Neanche a dirlo tale strategia che cela l’oggetto dell’esposizione e che non ricostruisce né finzionalizza, stimola l’apparato sensoriale che si impegna ad immaginare tutto ciò che dalla nostra agiata posizione ci è possibile immaginare: la paura assoluta, il senso di perdita, la morsa dell’ingiustizia.

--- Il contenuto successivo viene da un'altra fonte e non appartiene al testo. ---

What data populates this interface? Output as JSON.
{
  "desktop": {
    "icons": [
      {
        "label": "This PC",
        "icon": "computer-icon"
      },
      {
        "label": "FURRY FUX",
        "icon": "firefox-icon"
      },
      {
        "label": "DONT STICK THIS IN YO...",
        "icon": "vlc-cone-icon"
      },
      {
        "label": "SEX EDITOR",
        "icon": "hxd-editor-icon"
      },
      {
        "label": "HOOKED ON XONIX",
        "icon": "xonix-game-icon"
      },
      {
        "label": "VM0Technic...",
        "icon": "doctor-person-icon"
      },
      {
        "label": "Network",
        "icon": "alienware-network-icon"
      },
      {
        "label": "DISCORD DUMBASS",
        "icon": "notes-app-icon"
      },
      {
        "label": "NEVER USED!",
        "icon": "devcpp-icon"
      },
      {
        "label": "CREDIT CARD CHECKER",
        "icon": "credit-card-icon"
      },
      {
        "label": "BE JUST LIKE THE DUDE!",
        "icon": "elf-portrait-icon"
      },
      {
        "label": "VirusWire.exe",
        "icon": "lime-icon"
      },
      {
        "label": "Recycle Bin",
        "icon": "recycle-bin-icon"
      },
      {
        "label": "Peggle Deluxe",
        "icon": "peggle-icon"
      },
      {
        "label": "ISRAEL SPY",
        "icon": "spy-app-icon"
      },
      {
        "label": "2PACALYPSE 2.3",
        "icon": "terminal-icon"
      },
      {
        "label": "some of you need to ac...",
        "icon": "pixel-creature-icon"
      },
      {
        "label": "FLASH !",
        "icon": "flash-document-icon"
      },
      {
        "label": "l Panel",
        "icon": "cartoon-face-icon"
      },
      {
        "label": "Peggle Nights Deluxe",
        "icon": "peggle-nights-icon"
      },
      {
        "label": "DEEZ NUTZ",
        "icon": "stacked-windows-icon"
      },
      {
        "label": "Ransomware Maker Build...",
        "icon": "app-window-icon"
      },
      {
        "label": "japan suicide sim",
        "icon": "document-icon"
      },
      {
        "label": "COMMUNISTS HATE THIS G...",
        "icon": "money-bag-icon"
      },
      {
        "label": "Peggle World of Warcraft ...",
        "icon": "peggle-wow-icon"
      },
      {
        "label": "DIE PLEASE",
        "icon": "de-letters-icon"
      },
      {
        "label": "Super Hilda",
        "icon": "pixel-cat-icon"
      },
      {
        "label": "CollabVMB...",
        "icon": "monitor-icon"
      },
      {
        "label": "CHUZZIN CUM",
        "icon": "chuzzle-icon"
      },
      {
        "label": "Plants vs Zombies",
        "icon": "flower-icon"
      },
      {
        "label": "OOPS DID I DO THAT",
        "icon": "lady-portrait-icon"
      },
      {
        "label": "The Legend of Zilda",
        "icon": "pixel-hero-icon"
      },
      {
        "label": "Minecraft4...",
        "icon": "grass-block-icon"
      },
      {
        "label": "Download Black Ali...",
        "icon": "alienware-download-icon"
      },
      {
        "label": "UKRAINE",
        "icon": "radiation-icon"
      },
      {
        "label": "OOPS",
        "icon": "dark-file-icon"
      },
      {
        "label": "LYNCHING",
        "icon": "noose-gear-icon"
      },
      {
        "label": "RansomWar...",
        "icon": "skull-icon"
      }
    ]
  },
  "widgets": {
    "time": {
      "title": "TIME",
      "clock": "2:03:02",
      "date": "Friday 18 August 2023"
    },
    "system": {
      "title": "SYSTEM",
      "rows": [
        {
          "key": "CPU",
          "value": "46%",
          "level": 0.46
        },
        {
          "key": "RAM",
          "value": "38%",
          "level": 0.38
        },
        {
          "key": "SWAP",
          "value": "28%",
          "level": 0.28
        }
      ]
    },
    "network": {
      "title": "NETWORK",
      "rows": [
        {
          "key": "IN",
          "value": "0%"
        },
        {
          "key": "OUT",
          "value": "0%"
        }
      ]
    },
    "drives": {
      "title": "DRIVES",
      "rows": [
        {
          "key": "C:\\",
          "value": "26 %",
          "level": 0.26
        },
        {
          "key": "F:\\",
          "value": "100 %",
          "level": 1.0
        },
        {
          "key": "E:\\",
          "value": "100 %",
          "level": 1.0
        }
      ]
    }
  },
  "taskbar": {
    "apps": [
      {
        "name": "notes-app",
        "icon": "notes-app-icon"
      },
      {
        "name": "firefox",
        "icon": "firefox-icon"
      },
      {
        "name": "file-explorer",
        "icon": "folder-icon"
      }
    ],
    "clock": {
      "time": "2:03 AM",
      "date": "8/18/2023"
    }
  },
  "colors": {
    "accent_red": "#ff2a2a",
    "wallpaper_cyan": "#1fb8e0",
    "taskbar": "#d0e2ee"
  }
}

Alla base di Tempestad c’è quel cinema vagamente “sperimentale” che nei decenni ha preso le mosse da Chris Marker, la congiunzione tra l’apparato narrativo e quello estetico che si compie ha una valida ragione d’essere, senza toccare picchi di intensità sconvolgenti (e forse ciò è dovuto ad un leggero disequilibrio delle due vicende, quella legata al circo ci mette di più ad ingranare) c’è molto da assorbire, da captare, da constatare, e uscendo dalla sfera umana delle vittime abbiamo un ennesimo resoconto di quello che è un cartello messicano, in passato è già capitato a chi scrive di impattare con l’orrore di questi feroci trafficanti, accantonando un attimo la settima arte il consiglio è di andare a leggere La parte dei delitti contenuta in 2666 di Roberto Bolaño, uno dei romanzi chiave degli ultimi vent’anni, invece ritornando nell’area cinema va sicuramente citato Gianfranco Rosi con El Sicario, Room 164 (2010) che in fondo ha utilizzato una tattica per certi versi simile a quella della Huezo (il “mostrare” attraverso le parole) e il tour de force di Refn che con Too Old to Die Young (2019) ha puntato sulla spettacolarizzazione (e l’estetizzazione) della brutalità, a questi, e indubbiamente ad altri titoli che non conosco, l’accostamento di Tempestad è legittimo e soprattutto arricchente perché fornisce un punto di vista inedito che non lesina colori e sfumature private vibrando in un mood confidenziale che fa breccia, come l’ultima strepitosa istantanea qua sotto.